Long-term capital gains and qualified dividends are currently taxed at lower rates than ordinary income. In particular, these items of income are currently taxed at 0 percent, 15 percent or 20 percent, depending on the income level of an individual taxpayer. President-elect Biden has proposed an increase in the top tax rate for taxpayers who earn more than $ 1,000,000 a year. The proposed rate would essentially double to more than 40 percent. President-elect Biden has also proposed removing the capital gain base top-up on the estate of a deceased person. This change would mean that heirs would no longer receive this type of property free from possible future tax liability.

Prior to the TCJA, total itemized deductions were limited for high income taxpayers. For example, in 2017 taxable income of $ 318,700 for taxpayers filing together and $ 156,900 for individual taxpayers was subject to the rules limiting individual deductions. The TCJA removed these restrictions for all taxpayers. President-elect Biden has proposed reinstating restrictions on taxpayers who earn more than $ 400,000 annually.

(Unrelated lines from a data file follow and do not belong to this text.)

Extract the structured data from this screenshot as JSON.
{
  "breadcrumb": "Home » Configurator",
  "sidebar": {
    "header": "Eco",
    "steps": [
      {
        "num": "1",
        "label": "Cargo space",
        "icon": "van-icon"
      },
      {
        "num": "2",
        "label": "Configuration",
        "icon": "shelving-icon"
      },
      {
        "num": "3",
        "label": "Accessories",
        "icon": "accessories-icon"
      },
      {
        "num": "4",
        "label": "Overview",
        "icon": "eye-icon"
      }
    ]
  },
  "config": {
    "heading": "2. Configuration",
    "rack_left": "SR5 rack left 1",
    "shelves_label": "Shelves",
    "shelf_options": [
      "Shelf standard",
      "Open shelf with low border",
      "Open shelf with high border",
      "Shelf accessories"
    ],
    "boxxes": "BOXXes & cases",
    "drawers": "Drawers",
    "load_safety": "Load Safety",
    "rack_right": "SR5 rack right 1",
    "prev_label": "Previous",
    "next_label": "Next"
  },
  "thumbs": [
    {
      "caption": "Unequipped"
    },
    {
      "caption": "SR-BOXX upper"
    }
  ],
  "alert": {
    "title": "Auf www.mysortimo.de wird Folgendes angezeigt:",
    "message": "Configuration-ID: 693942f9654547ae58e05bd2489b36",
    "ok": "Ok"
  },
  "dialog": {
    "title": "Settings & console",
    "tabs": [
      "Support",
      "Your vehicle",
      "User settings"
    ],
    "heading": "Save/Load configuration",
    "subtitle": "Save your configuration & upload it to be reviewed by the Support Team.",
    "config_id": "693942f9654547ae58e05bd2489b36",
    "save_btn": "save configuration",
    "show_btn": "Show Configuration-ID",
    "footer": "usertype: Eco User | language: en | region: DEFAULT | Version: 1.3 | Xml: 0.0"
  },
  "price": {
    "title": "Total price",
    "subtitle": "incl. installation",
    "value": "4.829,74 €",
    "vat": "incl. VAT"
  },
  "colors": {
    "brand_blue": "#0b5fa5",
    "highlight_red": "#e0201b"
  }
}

Tax credits reduce a taxpayer’s liability on a dollar basis and are therefore more valuable to the taxpayer than a similar amount that is classified as a tax deduction. Additionally, a refundable credit can reduce the taxpayer’s liability to zero and result in the taxpayer reviewing the remaining balance for a tax refund. Under applicable tax law, there is a child tax credit of $ 2,000 for each eligible child under the age of 17 and a tax credit of $ 500 for other dependents. This credit is only partially refundable if certain conditions are met. President-elect Biden has proposed a loan of $ 8,000 for one qualified child and $ 16,000 for two or more qualified children. Furthermore, this credit would be fully refunded according to Biden’s proposal. In addition, Biden has proposed to expand the Earned Income Credit and the Dependent Care Credit.

Under TCJA, the corporate income tax structure was almost halved and the alternative minimum tax on corporations was eliminated. The corporate income tax rate is currently 21 percent. President-elect Biden has proposed raising the tax rate to 28 percent and reintroducing the alternative minimum tax for companies with profits of $ 100,000,000 or more.

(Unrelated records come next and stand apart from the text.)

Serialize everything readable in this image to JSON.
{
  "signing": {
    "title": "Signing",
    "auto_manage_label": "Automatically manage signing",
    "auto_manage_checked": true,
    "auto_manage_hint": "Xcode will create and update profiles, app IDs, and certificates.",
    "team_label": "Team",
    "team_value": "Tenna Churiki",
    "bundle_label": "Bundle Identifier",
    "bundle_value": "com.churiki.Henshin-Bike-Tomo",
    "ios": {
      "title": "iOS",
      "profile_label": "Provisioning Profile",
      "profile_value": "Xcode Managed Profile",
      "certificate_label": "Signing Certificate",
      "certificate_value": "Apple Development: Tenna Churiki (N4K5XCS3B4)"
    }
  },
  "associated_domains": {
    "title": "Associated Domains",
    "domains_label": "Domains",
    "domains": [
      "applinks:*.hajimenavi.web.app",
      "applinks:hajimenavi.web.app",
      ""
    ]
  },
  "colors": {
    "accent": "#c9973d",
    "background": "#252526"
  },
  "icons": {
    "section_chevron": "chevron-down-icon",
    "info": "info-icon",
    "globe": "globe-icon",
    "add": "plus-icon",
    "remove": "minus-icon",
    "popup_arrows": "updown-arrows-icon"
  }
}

The TCJA has introduced the Qualified Business Income Deduction (QBI) for non-companies. Generally, this deduction is equivalent to 20 percent of the company’s qualified business income. President-elect Biden has proposed phasing out the QBI deduction for income over $ 400,000. Finally, Biden proposed that each taxpayer should be forgiven a $ 10,000 student loan debt. A Congressional resolution was recently discussed that would pardon student debt for amounts up to $ 50,000.

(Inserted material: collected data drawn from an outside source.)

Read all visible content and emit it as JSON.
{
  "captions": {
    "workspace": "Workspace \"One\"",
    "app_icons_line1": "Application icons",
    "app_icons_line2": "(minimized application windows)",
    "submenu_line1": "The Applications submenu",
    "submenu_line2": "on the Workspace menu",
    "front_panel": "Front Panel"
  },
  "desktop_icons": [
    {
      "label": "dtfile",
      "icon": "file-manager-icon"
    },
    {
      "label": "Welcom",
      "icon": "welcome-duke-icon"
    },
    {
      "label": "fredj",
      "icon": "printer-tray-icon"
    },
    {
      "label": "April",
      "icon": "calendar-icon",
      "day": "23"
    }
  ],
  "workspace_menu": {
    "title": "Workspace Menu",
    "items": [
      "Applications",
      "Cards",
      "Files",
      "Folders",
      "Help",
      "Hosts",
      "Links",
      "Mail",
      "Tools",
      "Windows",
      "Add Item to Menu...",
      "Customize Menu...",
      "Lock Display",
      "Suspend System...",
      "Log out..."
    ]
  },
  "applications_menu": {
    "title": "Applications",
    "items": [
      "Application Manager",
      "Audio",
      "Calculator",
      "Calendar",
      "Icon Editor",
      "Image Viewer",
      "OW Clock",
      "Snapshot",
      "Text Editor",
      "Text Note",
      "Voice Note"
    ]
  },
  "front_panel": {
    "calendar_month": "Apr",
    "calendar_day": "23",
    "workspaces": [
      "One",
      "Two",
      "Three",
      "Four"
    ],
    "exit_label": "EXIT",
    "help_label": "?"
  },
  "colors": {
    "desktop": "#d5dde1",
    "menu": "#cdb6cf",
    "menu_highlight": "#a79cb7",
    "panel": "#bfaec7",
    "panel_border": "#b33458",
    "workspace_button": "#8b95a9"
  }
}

From the above suggestions, it can be concluded that the in-depth administration intends to increase the tax liability for wealthy taxpayers. It also appears that the rich could be defined in this context as taxpayers with incomes of $ 400,000 or more. It must also be emphasized here that these are all current proposals and not enacted tax laws. In view of this restriction, tax planning must be situation-specific. That is, for a particular anticipated transaction, the wise taxpayer should determine the tax cost under the applicable tax law and again under the proposed new tax rules that are expected to become law. Then the probability of the different scenarios must be taken into account. Obviously, this is a complex process that should be performed by a tax professional. If a taxpayer is contemplating a significant financial transaction in the near future, the taxpayer should consult their chosen tax advisor prior to closing the transaction.